Die ästhetische Radikalität von Millers Vorlage, der nur mit schwarz und weiß arbeitete, wird nicht angestrebt. Und nach anfänglichen Besorgnissen über die Graustufen, kann ich nur sagen, es ist besser so. Die 3 oder 4 Einstellung, die Millers Konzept absolut kopieren, sind zwar nette stilistische Reminizens, aber wären durchgängig nur ein Übel gewesen: und zwar die totale Kopie des Comics und somit Wertlosigkeit des Films. Er gewinnt eine gewisse Eigenständigkeit, indem Rodriguez den Comic - in bestimmten Aspekten - filmisch und nicht den Comic einfach noch einmal macht.

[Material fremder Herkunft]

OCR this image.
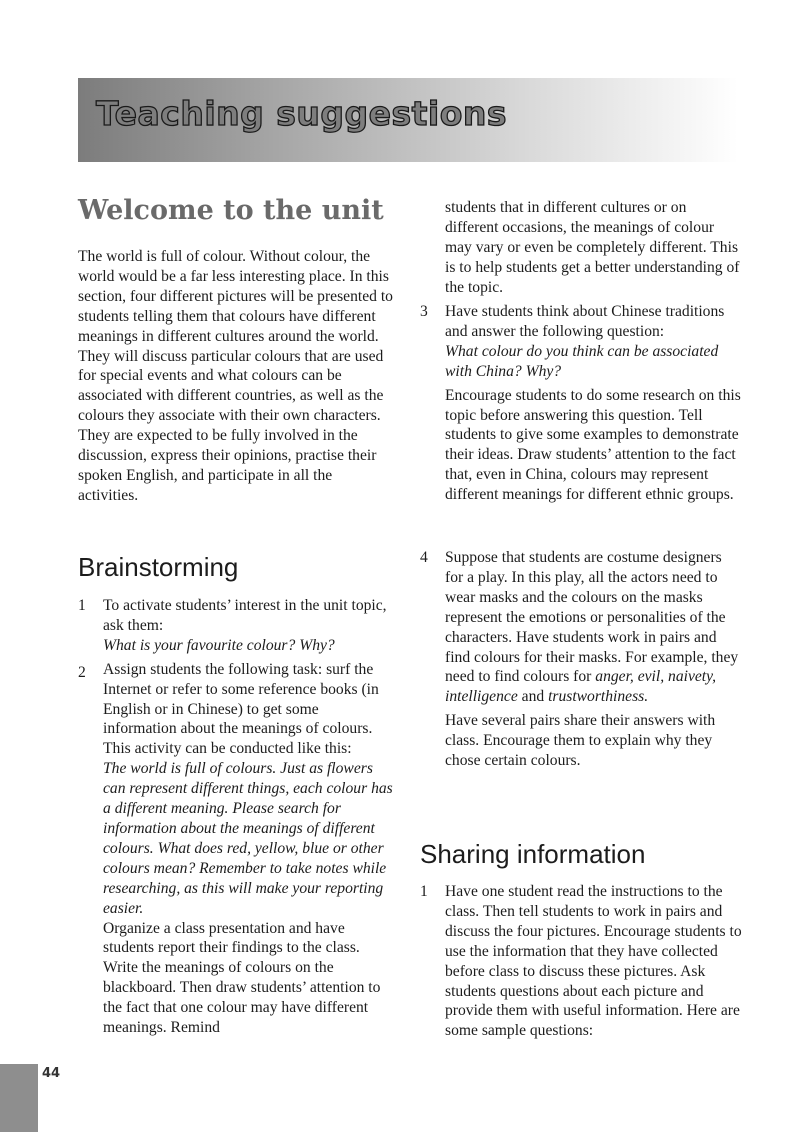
Teaching suggestions
Welcome to the unit

The world is full of colour. Without colour, the world would be a far less interesting place. In this section, four different pictures will be presented to students telling them that colours have different meanings in different cultures around the world. They will discuss particular colours that are used for special events and what colours can be associated with different countries, as well as the colours they associate with their own characters. They are expected to be fully involved in the discussion, express their opinions, practise their spoken English, and participate in all the activities.

Brainstorming
1 To activate students’ interest in the unit topic, ask them:

What is your favourite colour? Why?

2 Assign students the following task: surf the Internet or refer to some reference books (in English or in Chinese) to get some information about the meanings of colours. This activity can be conducted like this:

The world is full of colours. Just as flowers can represent different things, each colour has a different meaning. Please search for information about the meanings of different colours. What does red, yellow, blue or other colours mean? Remember to take notes while researching, as this will make your reporting easier.

Organize a class presentation and have students report their findings to the class. Write the meanings of colours on the blackboard. Then draw students’ attention to the fact that one colour may have different meanings. Remind

students that in different cultures or on different occasions, the meanings of colour may vary or even be completely different. This is to help students get a better understanding of the topic.

3 Have students think about Chinese traditions and answer the following question:

What colour do you think can be associated with China? Why?

Encourage students to do some research on this topic before answering this question. Tell students to give some examples to demonstrate their ideas. Draw students’ attention to the fact that, even in China, colours may represent different meanings for different ethnic groups.

4 Suppose that students are costume designers for a play. In this play, all the actors need to wear masks and the colours on the masks represent the emotions or personalities of the characters. Have students work in pairs and find colours for their masks. For example, they need to find colours for anger, evil, naivety, intelligence and trustworthiness.

Have several pairs share their answers with class. Encourage them to explain why they chose certain colours.

Sharing information
1 Have one student read the instructions to the class. Then tell students to work in pairs and discuss the four pictures. Encourage students to use the information that they have collected before class to discuss these pictures. Ask students questions about each picture and provide them with useful information. Here are some sample questions:

44
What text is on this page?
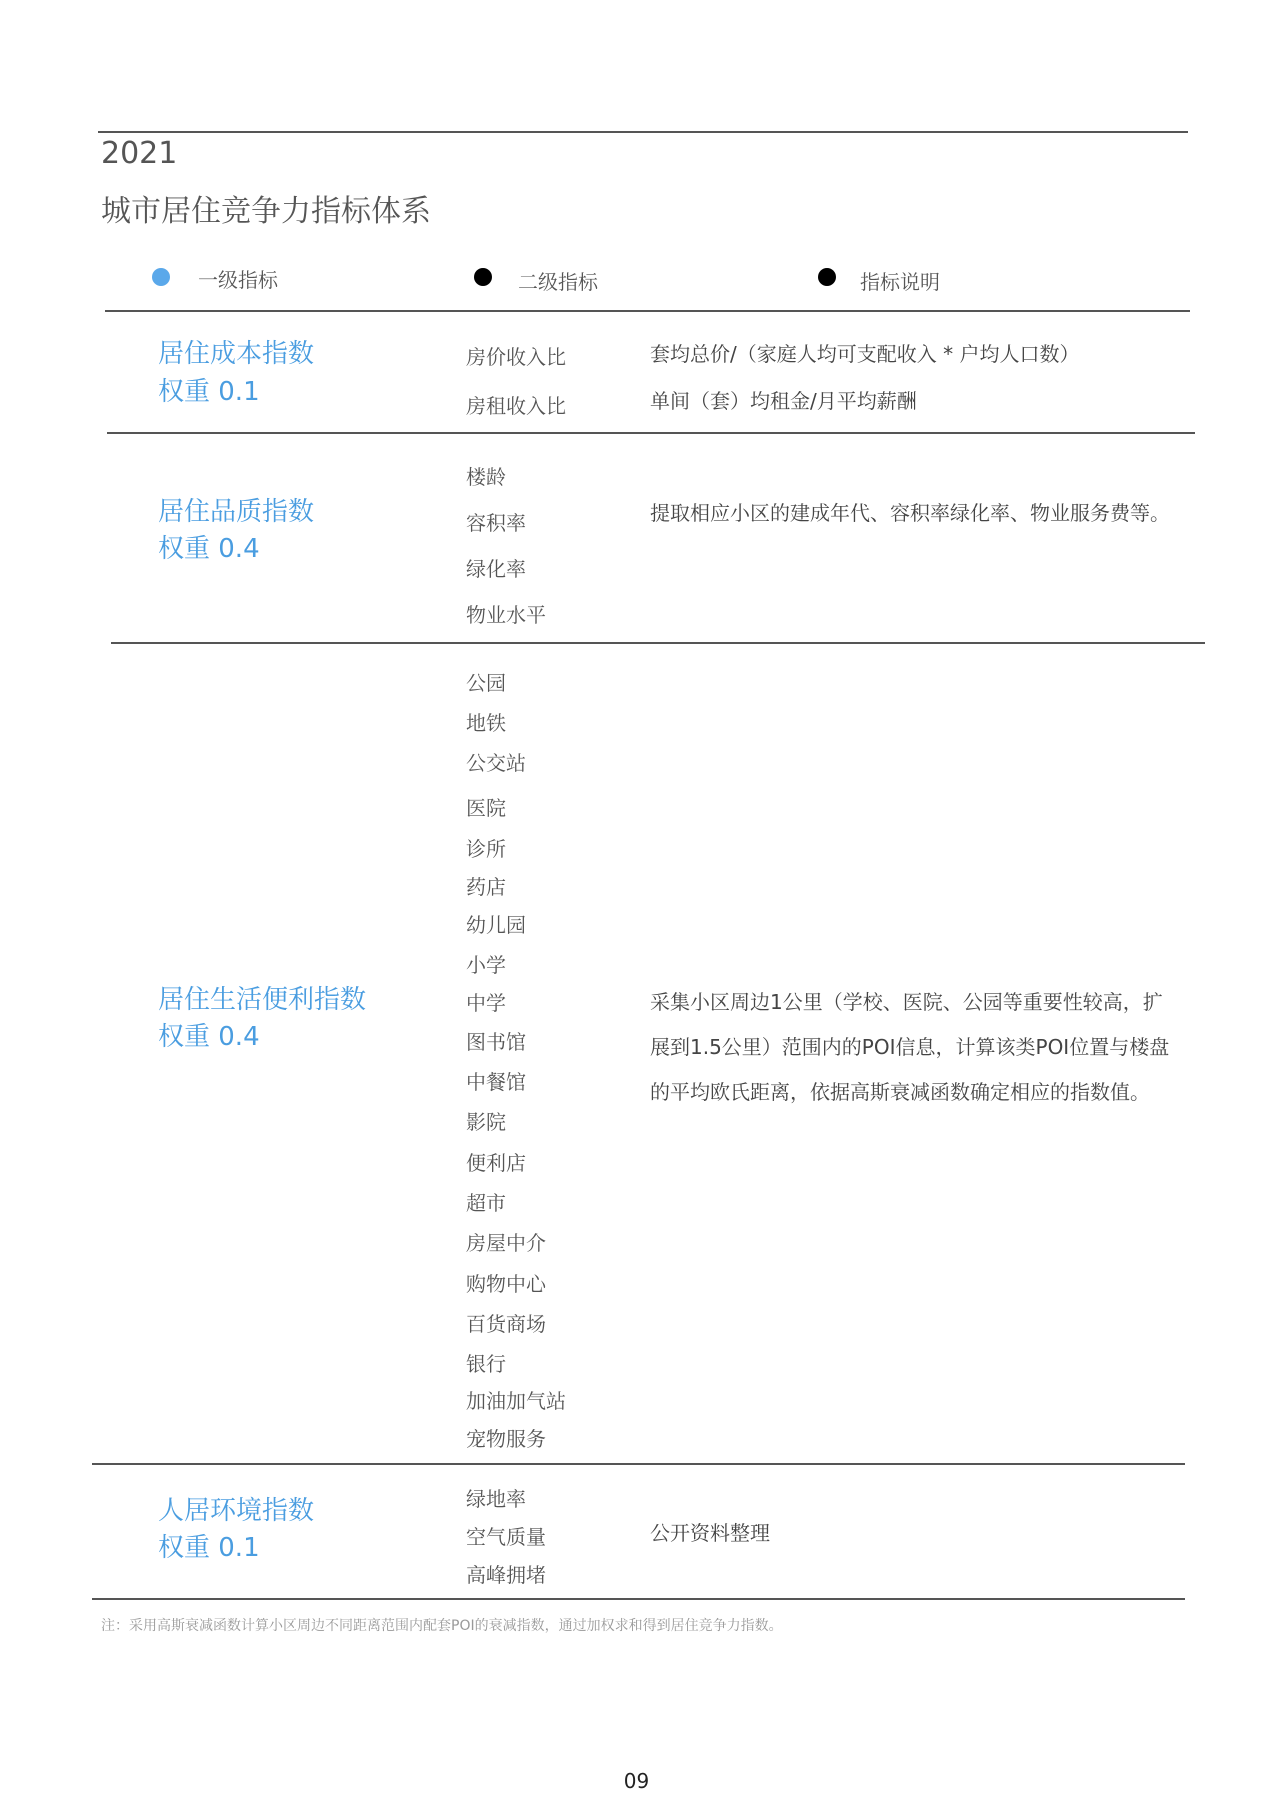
2021
城市居住竞争力指标体系
一级指标	二级指标	指标说明
居住成本指数
权重 0.1
房价收入比
房租收入比
套均总价/（家庭人均可支配收入 * 户均人口数）
单间（套）均租金/月平均薪酬
居住品质指数
权重 0.4
楼龄
容积率
绿化率
物业水平
提取相应小区的建成年代、容积率绿化率、物业服务费等。
居住生活便利指数
权重 0.4
公园
地铁
公交站
医院
诊所
药店
幼儿园
小学
中学
图书馆
中餐馆
影院
便利店
超市
房屋中介
购物中心
百货商场
银行
加油加气站
宠物服务
采集小区周边1公里（学校、医院、公园等重要性较高，扩
展到1.5公里）范围内的POI信息，计算该类POI位置与楼盘
的平均欧氏距离，依据高斯衰减函数确定相应的指数值。
人居环境指数
权重 0.1
绿地率
空气质量
高峰拥堵
公开资料整理
注：采用高斯衰减函数计算小区周边不同距离范围内配套POI的衰减指数，通过加权求和得到居住竞争力指数。
09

Auf ästhetischer Ebene gebe ich mich jedenfalls zufrieden und fühlte mich 2 Stunden unterhalten. Kritik muss sicher erhoben werden: ob nun an den - gottseidank im Gegensatz zur Comicverfilmung gekürzten - Ich-Erzählern aus dem Off, die stellenweise verdammt selbstgefällig und überzeichnet waren, dass es schon schmerzte. Wohl auch der Synchro geschuldet, ist das ein Problem der blinden Übernahme aus der Vorlage, in der die Erzählerperspektive als Kommentar zu den krassen und stillen Bildern noch sehr gut funktionierte. Hier wirkt es dann doch aufgesetzt.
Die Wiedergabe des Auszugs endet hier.